Les méthodes conventionnelles de cartographie des interactions protéine-protéine (IPP), telles que la spectrométrie de masse de purification d’affinité (AP-MS) et les systèmes de levure-2-hybrides (Y2H), ne parviennent souvent pas à capturer des protéines de faible abondance, exprimées de manière transitoire ou liées à une membrane. Cette limitation provient de leur incapacité à reproduire les conditions physiologiques natives d’une cellule vivante 1,2,3. Pour surmonter ces défis, la PL est apparue comme une technique puissante pour la cartographie à haute résolution du protéome au niveau des sous-organites in vivo. La PL exploite la fusion d’une enzyme de promiscuité avec une protéine d’appât, permettant à l’enzyme de catalyser la formation de molécules réactives à courte durée de vie1. Ces molécules réactives, telles que la biotine, marquent de manière covalente les protéines à quelques nanomètres de la protéine de fusion4. Par la suite, les protéines biotinylées sont isolées et analysées par spectrométrie de masse pour faciliter l’identification des protéines à grande échelle 5,6.

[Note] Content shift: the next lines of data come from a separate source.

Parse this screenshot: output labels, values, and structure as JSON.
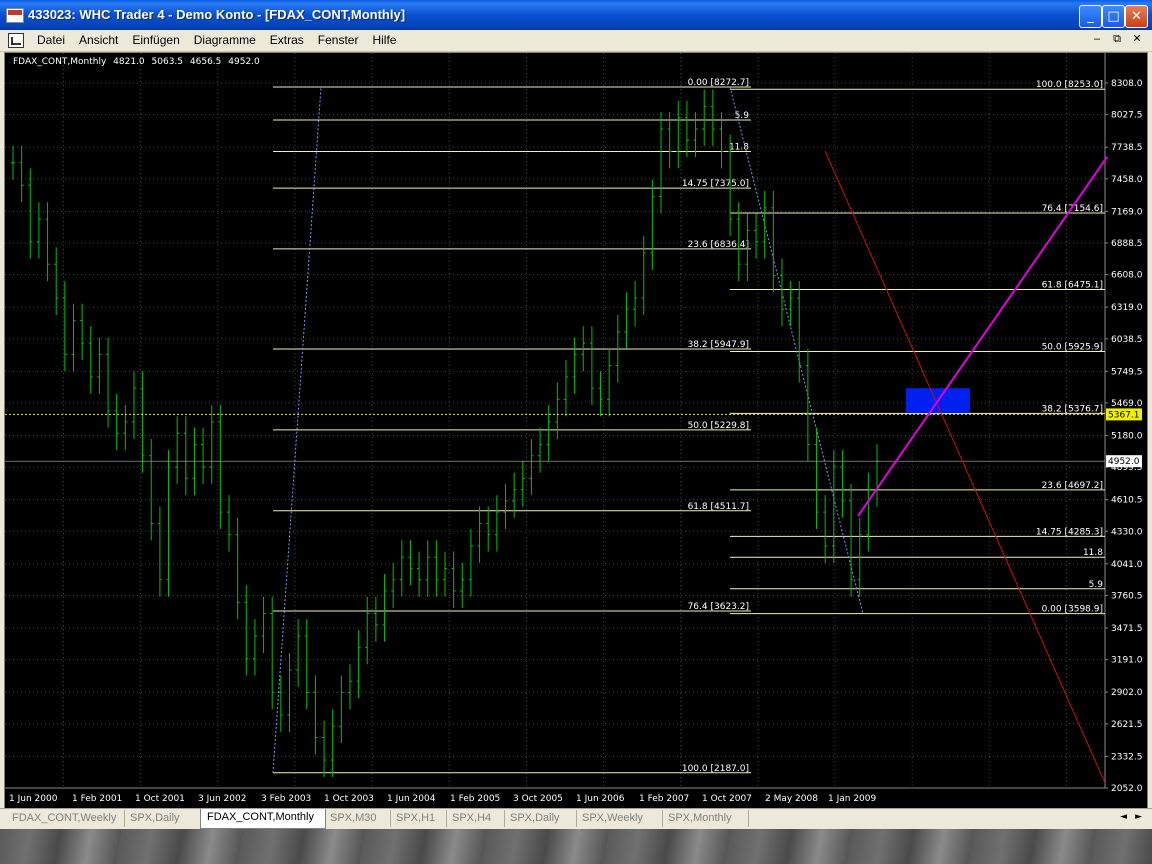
{
  "window": {
    "title": "433023: WHC Trader 4 - Demo Konto - [FDAX_CONT,Monthly]",
    "minimize_label": "_",
    "maximize_label": "□",
    "close_label": "✕"
  },
  "menu": {
    "items": [
      "Datei",
      "Ansicht",
      "Einfügen",
      "Diagramme",
      "Extras",
      "Fenster",
      "Hilfe"
    ],
    "mdi_minimize": "–",
    "mdi_restore": "⧉",
    "mdi_close": "✕"
  },
  "chart": {
    "symbol_period": "FDAX_CONT,Monthly",
    "ohlc": [
      "4821.0",
      "5063.5",
      "4656.5",
      "4952.0"
    ],
    "current_price_label": "4952.0",
    "yellow_level_label": "5367.1"
  },
  "chart_data": {
    "type": "bar",
    "y_axis_labels": [
      "8308.0",
      "8027.5",
      "7738.5",
      "7458.0",
      "7169.0",
      "6888.5",
      "6608.0",
      "6319.0",
      "6038.5",
      "5749.5",
      "5469.0",
      "5180.0",
      "4899.5",
      "4610.5",
      "4330.0",
      "4041.0",
      "3760.5",
      "3471.5",
      "3191.0",
      "2902.0",
      "2621.5",
      "2332.5",
      "2052.0"
    ],
    "x_axis_labels": [
      "1 Jun 2000",
      "1 Feb 2001",
      "1 Oct 2001",
      "3 Jun 2002",
      "3 Feb 2003",
      "1 Oct 2003",
      "1 Jun 2004",
      "1 Feb 2005",
      "3 Oct 2005",
      "1 Jun 2006",
      "1 Feb 2007",
      "1 Oct 2007",
      "2 May 2008",
      "1 Jan 2009"
    ],
    "ylim": [
      2052.0,
      8308.0
    ],
    "fib_set_1": [
      {
        "level": "0.00",
        "value": "8272.7"
      },
      {
        "level": "5.9",
        "value": ""
      },
      {
        "level": "11.8",
        "value": ""
      },
      {
        "level": "14.75",
        "value": "7375.0"
      },
      {
        "level": "23.6",
        "value": "6836.4"
      },
      {
        "level": "38.2",
        "value": "5947.9"
      },
      {
        "level": "50.0",
        "value": "5229.8"
      },
      {
        "level": "61.8",
        "value": "4511.7"
      },
      {
        "level": "76.4",
        "value": "3623.2"
      },
      {
        "level": "100.0",
        "value": "2187.0"
      }
    ],
    "fib_set_2": [
      {
        "level": "100.0",
        "value": "8253.0"
      },
      {
        "level": "76.4",
        "value": "7154.6"
      },
      {
        "level": "61.8",
        "value": "6475.1"
      },
      {
        "level": "50.0",
        "value": "5925.9"
      },
      {
        "level": "38.2",
        "value": "5376.7"
      },
      {
        "level": "23.6",
        "value": "4697.2"
      },
      {
        "level": "14.75",
        "value": "4285.3"
      },
      {
        "level": "11.8",
        "value": ""
      },
      {
        "level": "5.9",
        "value": ""
      },
      {
        "level": "0.00",
        "value": "3598.9"
      }
    ],
    "price_path": [
      7600,
      7400,
      6900,
      7100,
      6700,
      6400,
      5900,
      6200,
      6000,
      5700,
      5900,
      5400,
      5200,
      5300,
      5600,
      5000,
      4400,
      3900,
      4900,
      5200,
      4800,
      5100,
      4900,
      5300,
      4500,
      4300,
      3700,
      3200,
      3400,
      3600,
      2900,
      2700,
      3100,
      3400,
      2900,
      2500,
      2300,
      2600,
      2900,
      3000,
      3300,
      3600,
      3500,
      3800,
      3900,
      4100,
      4000,
      3900,
      4100,
      3900,
      4000,
      3800,
      3900,
      4200,
      4400,
      4300,
      4500,
      4600,
      4700,
      4800,
      5000,
      5100,
      5300,
      5500,
      5700,
      5900,
      6000,
      5600,
      5500,
      5800,
      6100,
      6300,
      6400,
      6800,
      7300,
      7900,
      7700,
      8000,
      7800,
      7900,
      8100,
      7900,
      7700,
      7100,
      6700,
      7000,
      6900,
      7200,
      6600,
      6300,
      6400,
      5800,
      5100,
      4500,
      4200,
      4900,
      4600,
      3900,
      4300,
      4700,
      4952
    ],
    "bar_color": "#00C000"
  },
  "colors": {
    "chart_bg": "#000000",
    "fib_line": "#F0F0B0",
    "red_line": "#C81010",
    "magenta_line": "#E000E0",
    "blue_box": "#0020F0",
    "bid_line": "#F0F000"
  },
  "tabs": [
    {
      "label": "FDAX_CONT,Weekly",
      "active": false
    },
    {
      "label": "SPX,Daily",
      "active": false
    },
    {
      "label": "FDAX_CONT,Monthly",
      "active": true
    },
    {
      "label": "SPX,M30",
      "active": false
    },
    {
      "label": "SPX,H1",
      "active": false
    },
    {
      "label": "SPX,H4",
      "active": false
    },
    {
      "label": "SPX,Daily",
      "active": false
    },
    {
      "label": "SPX,Weekly",
      "active": false
    },
    {
      "label": "SPX,Monthly",
      "active": false
    }
  ],
  "tab_scroll": {
    "left": "◄",
    "right": "►"
  }
}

Au cours des dernières années, diverses enzymes de promiscuité ont été développées pour faire progresser les techniques de PL. Deux enzymes largement utilisées sont la biotine ligase mutante R118G dérivée d’Escherichia coli (BioID) et l’enzyme ascorbate peroxydase 2 dérivée du pois (APEX2). BioID convertit la biotine et l’ATP en biotinyl-5'-adénylate (bioAMP)1. Cette molécule réactive se lie de manière covalente aux résidus de lysine des protéines voisines dans ± rayon de 10 nm. L’un des principaux avantages de la PL à base de BioID est l’utilisation de la biotine. Il s’agit d’une biomolécule naturelle et non toxique dans les organismes vivants, ce qui permet un marquage in vivo sûr6. Cependant, BioID présente des limites, notamment une cinétique de marquage lente (18-24 h) et l’exigence d’une température élevée (37 °C) pour une activité catalytique optimale4. Ces traits peuvent entraver son application dans l’étude des processus biologiques dynamiques. Pendant ce temps, APEX2 catalyse la formation de radicaux biotine-phénoxyle en présence de biotine-phénol et de peroxyde d’hydrogène (H2O2)7. Ces radicaux réagissent principalement avec la chaîne latérale d’acides aminés riches en électrons comme la tyrosine et peuvent également se lier à la cystéine, à l’histidine et au tryptophane8. La capacité de marquage rapide de l’enzyme peroxydase (< 1 min) est adaptée à la capture des IPP dynamiques et transitoires9. De plus, elle a une plage de détection plus large (jusqu’à 20 nm) que la biotine ligase. Cependant, le PL à base d’APEX2 présente des inconvénients, notamment la nécessité d’un agent oxydant toxique, H2O2, et la faible perméabilité de la biotine-phénol, qui limitent l’applicabilité in vivo10.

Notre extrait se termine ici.